Given over 500 years have passed since the last War of the Roses, I’m guessing even Richard III would forgive me for popping over to the less privileged side of the Pennines from time to time. But really it was Greater Manchester we were visiting and given the folk of this rainy county are unsure if they are Lancashirian or not, I suppose we can be forgiven for not knowing either.
Regardless of whether you forgive me or not I think it’s safe to assume that when the phone rings and it’s Ryan Giggs’ PR company asking you to review his restaurant, you simply nod your head and say YES. (I suppose at this point I need to make a confession, so here goes: I’m a Manchester United Fan, a season ticket holder who enjoys nothing more than blessing the Strafford End of Old Trafford with my presence and singing to my hearts content, including the now-famous terrace anthem that relates to a certain Vieira giving the Ryan Giggs the ball and Arsenal winning naff all).
I beg that you let me off, I promise that everything else in my life including sport is Yorkshire through and through – just not football!
It really doesn’t matter if you’re a football fan or not. The name Ryan Giggs is instantly recognisable and 99% of the time it’s because of his glittering football career, however for 1% of people, and especially those in the Worsley area of Manchester, it’s common that it could actually be for George’s Dining Room & Bar
Located on the busy Barton Road, George’s takes its name from architect Sir George Gilbert Scott, probably the most successful and famous architect of the Victorian era, with many landmark buildings to his name, including the stunning Worsley village church, St. Marks.
Although the building that houses George’s Restaurant may not be in the same league as the buildings created by its namesake, it’s fair to say that the interior is pretty impressive. It’s chic without been over over fussy, the bar area has a feel of trendy wine bar and the restaurant area lives up to its dining room description in the name of the restaurant. There was, of course, always the possibility that a restaurant owned by a footballer had the potential to be full of WAGs and celeb wannabes drinking classy cocktails that they couldn’t really afford whilst trying to balance in ridiculously high heel shoes and adjusting their skirts that your father certainly would not approve of. I’m pleased to report that is not the case.
Instead we were greeted by a bar man who was keen to ensure I chose the best wine based on what I’m likely to eat rather than on price, and even goes out of his way to let me try his two personal favourites. Wow. Now this was great service.
We were guided to our rather smart looking table in the restaurant and presented with a menu that read perfectly. I’m guessing the head chef had a preference towards fish, meaning it was maybe a top heavy towards the ocean, nevertheless it was hard to pick. So having played ip-dip-do for five minutes and still unable to decide, I had to call in the waitress, who was more than happy to help and recommend.

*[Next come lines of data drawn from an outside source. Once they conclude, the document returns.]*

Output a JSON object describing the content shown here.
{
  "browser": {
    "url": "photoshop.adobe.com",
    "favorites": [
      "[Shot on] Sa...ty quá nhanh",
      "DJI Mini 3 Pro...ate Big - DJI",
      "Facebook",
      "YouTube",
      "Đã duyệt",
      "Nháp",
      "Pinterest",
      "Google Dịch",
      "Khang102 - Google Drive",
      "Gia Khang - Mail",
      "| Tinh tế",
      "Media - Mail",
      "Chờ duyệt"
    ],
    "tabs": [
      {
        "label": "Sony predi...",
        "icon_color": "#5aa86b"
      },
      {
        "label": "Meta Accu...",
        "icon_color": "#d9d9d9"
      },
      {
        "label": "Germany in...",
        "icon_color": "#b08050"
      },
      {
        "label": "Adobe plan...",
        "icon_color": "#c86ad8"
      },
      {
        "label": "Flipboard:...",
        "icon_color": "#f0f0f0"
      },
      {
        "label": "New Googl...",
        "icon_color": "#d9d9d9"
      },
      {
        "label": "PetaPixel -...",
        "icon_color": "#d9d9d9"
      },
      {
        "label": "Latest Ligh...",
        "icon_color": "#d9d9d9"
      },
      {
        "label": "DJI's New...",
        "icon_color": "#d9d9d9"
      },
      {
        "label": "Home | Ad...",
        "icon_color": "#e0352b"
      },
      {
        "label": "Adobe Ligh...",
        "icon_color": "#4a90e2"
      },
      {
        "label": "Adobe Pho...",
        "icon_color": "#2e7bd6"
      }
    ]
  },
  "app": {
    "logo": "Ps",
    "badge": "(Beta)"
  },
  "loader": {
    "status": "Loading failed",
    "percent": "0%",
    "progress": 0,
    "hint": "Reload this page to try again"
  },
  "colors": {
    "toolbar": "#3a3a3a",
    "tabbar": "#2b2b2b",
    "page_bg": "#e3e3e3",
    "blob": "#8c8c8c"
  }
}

To start with I opted for the CLT – a play on the famous BLT , this version is tempura soft shell crab in a brioche bun with torched baby gem lettuce and Marie Rose sauce. Sounds great doesn’t it? Unfortunately it wasn’t. The idea was there and the description had me sold, but the execution just wasn’t right. The tempura was far from light as it should have been and in fact overpowered what should have been tasty crab inside. Granted the sauce and brioche roll was great but the main event had failed to score.
It was much the same for my dining partner who had opted for the scallops with white bean puree and autumn truffle. While the scallops were cooked perfectly, the white bean puree was awash with garlic that simply overpowered the dish.

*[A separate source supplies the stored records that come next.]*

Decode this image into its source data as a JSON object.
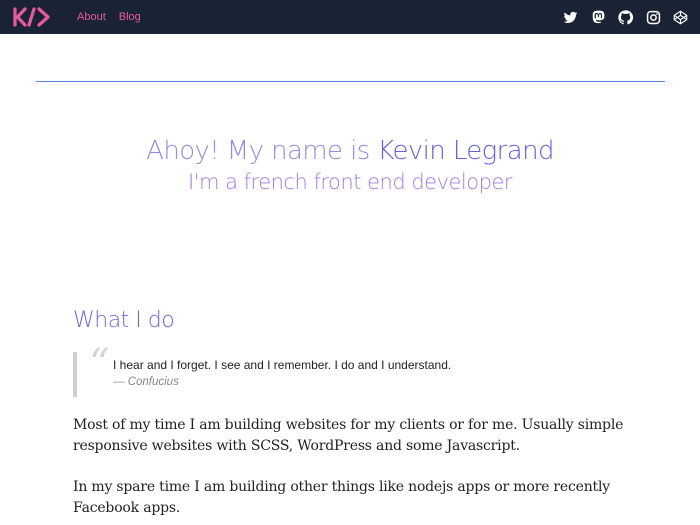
{
  "nav": {
    "logo_alt": "KL logo",
    "links": [
      {
        "label": "About"
      },
      {
        "label": "Blog"
      }
    ],
    "social": [
      {
        "icon": "twitter-icon"
      },
      {
        "icon": "mastodon-icon"
      },
      {
        "icon": "github-icon"
      },
      {
        "icon": "instagram-icon"
      },
      {
        "icon": "codepen-icon"
      }
    ]
  },
  "colors": {
    "navbar_bg": "#1a2333",
    "accent_pink": "#e85a9f",
    "rule_blue": "#5b7fdf",
    "heading_purple": "#6c68db"
  },
  "hero": {
    "greeting": "Ahoy! My name is ",
    "name": "Kevin Legrand",
    "tagline": "I'm a french front end developer"
  },
  "what_i_do": {
    "title": "What I do",
    "quote": {
      "mark": "“",
      "text": "I hear and I forget. I see and I remember. I do and I understand.",
      "author": "— Confucius"
    },
    "paragraphs": [
      "Most of my time I am building websites for my clients or for me. Usually simple responsive websites with SCSS, WordPress and some Javascript.",
      "In my spare time I am building other things like nodejs apps or more recently Facebook apps."
    ]
  }
}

They say form is temporary whilst class is permanent, and for the rest of this experience it was class that shone through – firstly with a braised ox cheek main that blessed my side of the table, served with the most amazing clotted cream mash, roasted carrots and a rich gravy that complemented this melt-in-your-mouth dish. This was a main to die for. The cheek fell apart the minute the fork scrapped through it, it was braised to perfection and had retained a juicy feel – a 10 out of 10 experience.
For my dining partner it was a wonderfully crafted dish of salmon wellington with the most amazing hollandaise and creamed leek. The entire dish packed a perfect balance of flavour that was well thought out and crafted.
Onto dessert – I’d been seduced by the poached baby pear that was accompanied by a cinnamon ice cream which was wonderfully wintery taste despite it being an ice cold summer delight. Also on this magical plate was almond frangipane which continued to give the dessert a great match of flavours.
Rather naughtily I was able to convince my dining partner (my wife) to go for the well-titled Old Fashioned Wagon Wheel, which was my way of trying both desserts that had tickled my fancy. Neither of us were disappointed – a mass of hot chocolate toasted marshmallow and a wagon wheel but not as you’d seen it before – left us a smile that stretched the entire distance back to Yorkshire.
In my video review I’ve awarded George’s 8/10. They lost points on the rather disappointing starters coupled with a rather stuffy look to each of the dishes. With just a little more attention to detail George’s could easily become a 10/10 and become our favourite establishment in Manchester!